Depuis deux ans, la politique étrangère américaine a été imprévisible et erratique, mais jamais aussi chaotique et incompréhensible qu’aujourd’hui dans l’affaire syrienne. La manière de prendre des décisions de Donald Trump, dans un domaine aussi grave que l’envoi ou le rappel de troupes américaines sur un théâtre de guerre, provoque un imbroglio tel que plus personne ne sait quelle est la position réelle des États-Unis.
On en est au point où les principaux responsables de la diplomatie américaine énoncent des positions différentes au même moment, et Donald Trump lui-même accuse le New York Times d’avoir menti en affirmant qu’il était revenu sur sa décision un peu hâtive de retirer ses soldats de Syrie.
Quant au Conseiller à la sécurité nationale de la Maison Blanche, John Bolton, il s’est fait humilier publiquement hier par le Président turc Recep Tayyip Erdogan.
Alors que le public américain a les yeux rivés sur la crise du "shutdown", la politique étrangère américaine est un chaos à la mesure d’un président dysfonctionnel, qui prend des décisions sans consulter personne et sans en assumer les conséquences.
C’est un psychodrame en trois actes. Premier acte, le mois dernier, Donald Trump est au téléphone avec le Président turc, et annonce, à la surprise de son interlocuteur comme de ses propres conseillers, qu’il va retirer les 2000 soldats américains de Syrie. Ces hommes y sont, au côté de forces spéciales françaises et britanniques, en appui aux Kurdes qui ont combattu Daech et reconquis son fief de Raqqa.
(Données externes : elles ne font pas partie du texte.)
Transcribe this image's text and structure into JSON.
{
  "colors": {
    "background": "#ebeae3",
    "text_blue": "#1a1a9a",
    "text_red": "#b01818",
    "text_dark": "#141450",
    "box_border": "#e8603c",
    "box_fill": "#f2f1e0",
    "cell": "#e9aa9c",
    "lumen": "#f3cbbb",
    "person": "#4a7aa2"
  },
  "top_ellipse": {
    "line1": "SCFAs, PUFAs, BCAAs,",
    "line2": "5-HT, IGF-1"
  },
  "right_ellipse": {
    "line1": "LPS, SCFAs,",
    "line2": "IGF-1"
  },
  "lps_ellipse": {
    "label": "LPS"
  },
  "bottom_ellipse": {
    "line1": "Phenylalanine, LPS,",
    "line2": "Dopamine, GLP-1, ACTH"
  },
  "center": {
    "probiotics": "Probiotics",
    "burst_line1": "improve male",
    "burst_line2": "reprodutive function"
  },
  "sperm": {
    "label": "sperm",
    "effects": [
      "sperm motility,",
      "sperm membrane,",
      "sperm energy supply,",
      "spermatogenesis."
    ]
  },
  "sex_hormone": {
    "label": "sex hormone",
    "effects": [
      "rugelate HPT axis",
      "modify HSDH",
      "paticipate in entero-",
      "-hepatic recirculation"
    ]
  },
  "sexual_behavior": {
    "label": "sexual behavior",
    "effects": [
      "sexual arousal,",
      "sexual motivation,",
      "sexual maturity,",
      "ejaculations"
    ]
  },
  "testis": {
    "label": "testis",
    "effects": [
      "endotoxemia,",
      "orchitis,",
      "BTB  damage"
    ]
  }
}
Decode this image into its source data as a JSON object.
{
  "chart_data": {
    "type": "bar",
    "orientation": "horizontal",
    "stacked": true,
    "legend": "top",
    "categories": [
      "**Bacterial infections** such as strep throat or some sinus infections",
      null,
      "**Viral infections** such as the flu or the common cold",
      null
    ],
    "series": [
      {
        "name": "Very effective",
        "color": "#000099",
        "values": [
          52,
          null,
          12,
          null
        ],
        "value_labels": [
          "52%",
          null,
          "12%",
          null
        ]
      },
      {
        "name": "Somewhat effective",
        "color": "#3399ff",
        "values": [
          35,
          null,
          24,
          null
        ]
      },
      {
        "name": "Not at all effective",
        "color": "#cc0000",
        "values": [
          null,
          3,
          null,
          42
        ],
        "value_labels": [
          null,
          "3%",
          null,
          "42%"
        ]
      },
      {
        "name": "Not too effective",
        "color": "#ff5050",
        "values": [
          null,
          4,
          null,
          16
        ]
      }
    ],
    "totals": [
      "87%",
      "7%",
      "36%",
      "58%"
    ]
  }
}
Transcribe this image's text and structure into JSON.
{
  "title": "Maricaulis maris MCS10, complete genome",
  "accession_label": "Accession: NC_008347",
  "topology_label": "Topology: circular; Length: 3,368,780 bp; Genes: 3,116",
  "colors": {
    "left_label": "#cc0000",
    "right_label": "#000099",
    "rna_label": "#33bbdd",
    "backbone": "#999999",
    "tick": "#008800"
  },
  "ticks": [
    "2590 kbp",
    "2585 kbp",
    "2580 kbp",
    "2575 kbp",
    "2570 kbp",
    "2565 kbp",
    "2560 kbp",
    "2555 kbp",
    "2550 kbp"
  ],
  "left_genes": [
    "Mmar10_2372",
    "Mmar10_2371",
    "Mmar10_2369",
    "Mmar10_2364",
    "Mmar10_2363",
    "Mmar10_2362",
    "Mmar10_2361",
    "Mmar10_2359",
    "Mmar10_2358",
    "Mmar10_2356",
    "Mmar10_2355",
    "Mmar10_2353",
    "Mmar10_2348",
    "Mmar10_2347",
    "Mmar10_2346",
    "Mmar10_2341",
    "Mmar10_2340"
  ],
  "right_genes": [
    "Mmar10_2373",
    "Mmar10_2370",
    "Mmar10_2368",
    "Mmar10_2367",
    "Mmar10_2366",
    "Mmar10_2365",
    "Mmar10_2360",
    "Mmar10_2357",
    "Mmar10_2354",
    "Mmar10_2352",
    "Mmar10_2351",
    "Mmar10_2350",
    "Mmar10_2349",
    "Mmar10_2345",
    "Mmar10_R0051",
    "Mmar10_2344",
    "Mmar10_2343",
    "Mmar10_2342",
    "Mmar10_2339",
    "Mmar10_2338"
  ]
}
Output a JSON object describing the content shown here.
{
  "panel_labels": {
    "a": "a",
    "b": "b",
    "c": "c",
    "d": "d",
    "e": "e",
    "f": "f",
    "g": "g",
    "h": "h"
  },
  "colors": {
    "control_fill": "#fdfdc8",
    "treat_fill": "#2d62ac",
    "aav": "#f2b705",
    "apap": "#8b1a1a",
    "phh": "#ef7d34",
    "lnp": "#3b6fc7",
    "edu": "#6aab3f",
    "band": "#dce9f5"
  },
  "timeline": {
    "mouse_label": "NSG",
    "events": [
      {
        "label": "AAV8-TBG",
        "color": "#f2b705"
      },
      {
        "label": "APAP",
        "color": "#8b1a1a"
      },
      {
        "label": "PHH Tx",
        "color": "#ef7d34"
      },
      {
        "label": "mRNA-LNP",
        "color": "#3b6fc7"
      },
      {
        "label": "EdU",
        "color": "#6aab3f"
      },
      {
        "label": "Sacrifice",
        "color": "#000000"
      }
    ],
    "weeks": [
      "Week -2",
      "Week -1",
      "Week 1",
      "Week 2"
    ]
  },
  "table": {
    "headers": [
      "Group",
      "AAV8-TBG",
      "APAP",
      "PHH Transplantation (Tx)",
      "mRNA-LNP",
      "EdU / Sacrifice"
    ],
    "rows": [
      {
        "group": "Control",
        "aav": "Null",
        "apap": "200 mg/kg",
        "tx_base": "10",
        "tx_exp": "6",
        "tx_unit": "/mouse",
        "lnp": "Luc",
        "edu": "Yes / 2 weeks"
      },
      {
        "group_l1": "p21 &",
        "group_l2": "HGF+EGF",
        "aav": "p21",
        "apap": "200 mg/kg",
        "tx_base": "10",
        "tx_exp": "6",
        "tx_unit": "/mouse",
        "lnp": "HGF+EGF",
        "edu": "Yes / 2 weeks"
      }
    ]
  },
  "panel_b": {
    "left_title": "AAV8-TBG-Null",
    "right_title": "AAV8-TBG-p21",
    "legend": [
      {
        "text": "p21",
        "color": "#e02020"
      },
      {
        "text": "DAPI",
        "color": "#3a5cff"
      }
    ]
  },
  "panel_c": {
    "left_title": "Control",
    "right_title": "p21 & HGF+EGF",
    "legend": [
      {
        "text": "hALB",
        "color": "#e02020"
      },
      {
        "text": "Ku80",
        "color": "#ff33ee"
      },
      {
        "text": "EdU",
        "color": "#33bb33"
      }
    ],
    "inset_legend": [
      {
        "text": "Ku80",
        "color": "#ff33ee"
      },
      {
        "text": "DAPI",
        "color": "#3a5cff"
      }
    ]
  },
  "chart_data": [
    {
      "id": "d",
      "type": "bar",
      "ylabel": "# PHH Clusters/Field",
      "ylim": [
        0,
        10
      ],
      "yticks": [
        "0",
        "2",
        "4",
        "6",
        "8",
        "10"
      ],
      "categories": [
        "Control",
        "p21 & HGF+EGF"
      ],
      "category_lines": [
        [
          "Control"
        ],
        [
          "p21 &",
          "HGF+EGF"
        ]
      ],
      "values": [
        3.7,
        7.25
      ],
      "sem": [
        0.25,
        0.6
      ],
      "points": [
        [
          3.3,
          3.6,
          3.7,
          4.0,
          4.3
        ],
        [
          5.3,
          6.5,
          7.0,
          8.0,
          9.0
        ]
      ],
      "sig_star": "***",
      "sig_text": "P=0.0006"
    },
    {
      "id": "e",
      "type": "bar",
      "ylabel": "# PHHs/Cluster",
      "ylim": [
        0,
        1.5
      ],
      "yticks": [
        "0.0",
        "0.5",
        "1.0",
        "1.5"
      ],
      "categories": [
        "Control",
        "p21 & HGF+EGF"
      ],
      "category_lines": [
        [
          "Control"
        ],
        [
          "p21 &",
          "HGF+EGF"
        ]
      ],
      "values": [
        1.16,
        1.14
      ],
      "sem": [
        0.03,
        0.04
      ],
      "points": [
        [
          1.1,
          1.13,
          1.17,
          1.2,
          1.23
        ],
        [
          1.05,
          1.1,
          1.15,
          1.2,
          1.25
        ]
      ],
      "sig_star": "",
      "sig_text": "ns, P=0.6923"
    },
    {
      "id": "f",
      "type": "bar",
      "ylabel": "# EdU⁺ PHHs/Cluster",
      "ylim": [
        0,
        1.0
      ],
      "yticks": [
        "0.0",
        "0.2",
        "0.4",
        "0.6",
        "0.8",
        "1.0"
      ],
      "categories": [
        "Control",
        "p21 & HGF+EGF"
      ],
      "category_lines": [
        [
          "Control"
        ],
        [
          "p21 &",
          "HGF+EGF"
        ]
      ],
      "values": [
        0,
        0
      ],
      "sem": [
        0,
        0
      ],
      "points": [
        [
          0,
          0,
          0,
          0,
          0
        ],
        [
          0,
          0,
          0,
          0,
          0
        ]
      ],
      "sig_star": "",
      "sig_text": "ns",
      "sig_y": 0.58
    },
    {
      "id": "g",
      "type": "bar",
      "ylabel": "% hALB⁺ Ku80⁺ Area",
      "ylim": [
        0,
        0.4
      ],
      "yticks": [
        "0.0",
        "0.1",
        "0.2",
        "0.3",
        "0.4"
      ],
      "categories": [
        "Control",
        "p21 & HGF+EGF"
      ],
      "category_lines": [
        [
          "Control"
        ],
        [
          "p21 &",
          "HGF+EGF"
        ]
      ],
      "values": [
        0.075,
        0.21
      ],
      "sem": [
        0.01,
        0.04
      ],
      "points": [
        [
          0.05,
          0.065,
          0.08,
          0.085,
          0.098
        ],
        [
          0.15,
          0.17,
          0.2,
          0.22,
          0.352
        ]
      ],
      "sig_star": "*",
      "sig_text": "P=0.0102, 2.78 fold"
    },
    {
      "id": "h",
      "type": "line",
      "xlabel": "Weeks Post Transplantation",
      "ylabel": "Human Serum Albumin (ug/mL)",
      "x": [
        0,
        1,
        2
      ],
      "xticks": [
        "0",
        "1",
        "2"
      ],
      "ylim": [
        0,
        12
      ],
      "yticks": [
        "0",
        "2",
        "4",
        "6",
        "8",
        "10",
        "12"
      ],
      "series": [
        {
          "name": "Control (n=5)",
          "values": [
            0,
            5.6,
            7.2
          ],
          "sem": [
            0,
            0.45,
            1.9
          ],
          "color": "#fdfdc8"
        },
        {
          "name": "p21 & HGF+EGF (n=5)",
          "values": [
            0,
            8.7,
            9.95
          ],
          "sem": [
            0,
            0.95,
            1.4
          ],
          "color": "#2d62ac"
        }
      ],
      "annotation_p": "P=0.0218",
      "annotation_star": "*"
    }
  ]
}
Trump déclare, contre toute évidence, que Daech est vaincu, que les Américains n’ont plus rien à faire en Syrie, et que l’Iran peut y faire ce qu’il veut.
Ce coup de théâtre provoque la démission fracassante de son Ministre de la défense, le général Jim Mattis ; les Français et les Britanniques sont mis devant le fait accompli, et les Kurdes redoutent une attaque turque car Erdogan les considère comme des « terroristes » à éliminer.
Deuxième acte, l’entourage du Président, mais aussi les Israéliens furieux de voir Trump laisser le champs libre à l’Iran en Syrie, l’amènent à temporiser. Le retrait immédiat devient étalé, c’est aussi ce que demandait discrètement la France.
Le troisième acte est plus confus, et on ne sait plus réellement où on en est. John Bolton, le Conseiller de Donald Trump, a déclaré en se rendant en Turquie que les soldats américains ne se retireraient que si le président Erdogan s’engageait à protéger les combattants kurdes syriens. « Bolton a commis une très grave erreur » lui a répondu publiquement le président turc furieux, en refusant de le recevoir.
Au même moment, à l’autre bout du Moyen Orient, le Secrétaire d’Etat américain Mike Pompeo déclarait que les troupes allaient bien se retirer comme l’a annoncé Donald Trump, sans faire état de conditions.
Ce serait risible s’il ne s’agissait de la première puissance mondiale, du sort de populations et de régions au cœur d’un conflit majeur. Peut-être une manière pour nous, Européens, de réaliser que nous nous engageons dans une ère post-américaine, dans laquelle on ne pourra plus compter systématiquement sur l’Oncle Sam.